Internal challenges have also surfaced. According to KM Journal, Guodong Zhang, a co-founder of xAI who led parts of the video initiative, has departed the company, along with several other key team members. In a field that thrives on long-term technical accumulation, talent turnover can slow progress and impact product quality. For xAI, maintaining continuity and execution is as important as its ambitious vision.

Industry watchers say the next phase of video AI will be defined by who can turn cutting-edge technology into a sustainable business. The costs of generating video are steep, and only those with the capital, infrastructure, and strategic focus to balance quality with efficiency will survive. “The real challenge is balancing quality with cost efficiency,” notes KM Journal, echoing a sentiment shared throughout the sector.

xAI’s roadmap reflects those pressures. The company has pledged ongoing updates for Grok Imagine, with a focus on quality, speed, and affordability. For developers, that means better tools at lower costs. For users, it promises more creative power at their fingertips. And for competitors, it raises the bar at a time when the market is wide open but fiercely contested.

The stakes are high.

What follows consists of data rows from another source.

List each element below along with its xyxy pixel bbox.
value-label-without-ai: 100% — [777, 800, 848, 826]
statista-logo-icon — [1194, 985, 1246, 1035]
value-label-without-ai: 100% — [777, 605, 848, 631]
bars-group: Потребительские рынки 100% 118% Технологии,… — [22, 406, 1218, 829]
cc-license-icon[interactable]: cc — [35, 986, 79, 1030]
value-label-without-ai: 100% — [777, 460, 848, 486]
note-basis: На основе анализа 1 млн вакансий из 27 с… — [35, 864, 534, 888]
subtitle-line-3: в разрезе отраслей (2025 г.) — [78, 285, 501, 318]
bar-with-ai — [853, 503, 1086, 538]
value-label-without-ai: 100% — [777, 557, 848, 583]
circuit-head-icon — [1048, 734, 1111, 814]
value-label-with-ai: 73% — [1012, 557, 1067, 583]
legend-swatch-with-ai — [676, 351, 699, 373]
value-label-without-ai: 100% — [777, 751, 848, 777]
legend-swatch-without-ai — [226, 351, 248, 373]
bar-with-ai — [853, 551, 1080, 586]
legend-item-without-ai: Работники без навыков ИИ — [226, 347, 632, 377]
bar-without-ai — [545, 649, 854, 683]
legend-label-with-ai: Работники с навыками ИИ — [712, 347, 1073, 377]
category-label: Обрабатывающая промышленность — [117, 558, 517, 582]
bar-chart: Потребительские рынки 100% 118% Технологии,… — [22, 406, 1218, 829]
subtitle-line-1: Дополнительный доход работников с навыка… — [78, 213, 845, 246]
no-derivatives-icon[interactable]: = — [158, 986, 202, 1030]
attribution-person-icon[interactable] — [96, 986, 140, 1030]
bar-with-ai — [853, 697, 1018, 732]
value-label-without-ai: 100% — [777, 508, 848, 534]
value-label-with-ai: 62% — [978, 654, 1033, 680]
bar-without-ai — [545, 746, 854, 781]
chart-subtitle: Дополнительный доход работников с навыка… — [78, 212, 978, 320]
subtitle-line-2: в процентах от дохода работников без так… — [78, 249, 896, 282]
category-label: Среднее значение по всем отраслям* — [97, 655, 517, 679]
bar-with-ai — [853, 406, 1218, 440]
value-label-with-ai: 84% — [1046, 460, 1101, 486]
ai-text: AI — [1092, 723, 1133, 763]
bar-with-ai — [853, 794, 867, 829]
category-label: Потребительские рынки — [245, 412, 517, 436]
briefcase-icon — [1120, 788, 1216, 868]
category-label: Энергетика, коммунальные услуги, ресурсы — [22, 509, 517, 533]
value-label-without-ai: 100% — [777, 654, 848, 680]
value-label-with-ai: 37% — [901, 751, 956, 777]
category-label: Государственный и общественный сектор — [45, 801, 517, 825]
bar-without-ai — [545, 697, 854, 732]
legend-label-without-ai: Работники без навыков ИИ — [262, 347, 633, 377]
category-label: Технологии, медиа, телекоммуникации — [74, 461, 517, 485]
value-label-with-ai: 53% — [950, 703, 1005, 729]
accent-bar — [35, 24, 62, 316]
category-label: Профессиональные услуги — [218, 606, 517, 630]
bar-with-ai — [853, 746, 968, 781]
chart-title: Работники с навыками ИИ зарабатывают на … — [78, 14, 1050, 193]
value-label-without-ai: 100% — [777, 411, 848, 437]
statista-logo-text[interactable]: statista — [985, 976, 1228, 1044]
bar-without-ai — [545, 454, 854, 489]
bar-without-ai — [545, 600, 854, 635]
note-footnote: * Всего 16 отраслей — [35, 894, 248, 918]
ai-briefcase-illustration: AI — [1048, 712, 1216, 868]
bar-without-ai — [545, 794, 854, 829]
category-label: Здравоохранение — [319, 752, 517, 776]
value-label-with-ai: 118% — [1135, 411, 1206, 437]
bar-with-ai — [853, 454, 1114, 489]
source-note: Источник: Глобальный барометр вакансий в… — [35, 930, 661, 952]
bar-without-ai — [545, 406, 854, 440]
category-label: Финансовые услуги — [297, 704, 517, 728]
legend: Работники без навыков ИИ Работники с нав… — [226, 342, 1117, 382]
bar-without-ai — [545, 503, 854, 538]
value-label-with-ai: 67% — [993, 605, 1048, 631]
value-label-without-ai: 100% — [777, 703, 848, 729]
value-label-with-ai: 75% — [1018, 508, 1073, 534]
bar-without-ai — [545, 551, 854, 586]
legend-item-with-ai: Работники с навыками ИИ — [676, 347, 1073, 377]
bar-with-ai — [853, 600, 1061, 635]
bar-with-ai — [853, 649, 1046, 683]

With Sora gone, the field is anyone’s to win—or lose. Musk’s aggressive push with Grok Imagine signals that the era of experimentation is over; now, it’s a race to define the future of AI-generated video. Whether xAI can maintain its momentum amid controversy and internal change remains to be seen. But for now, the company is moving fast, betting big, and refusing to let the opportunity slip away.

In the world of AI video, the only certainty is change—and right now, all eyes are on who will shape what comes next.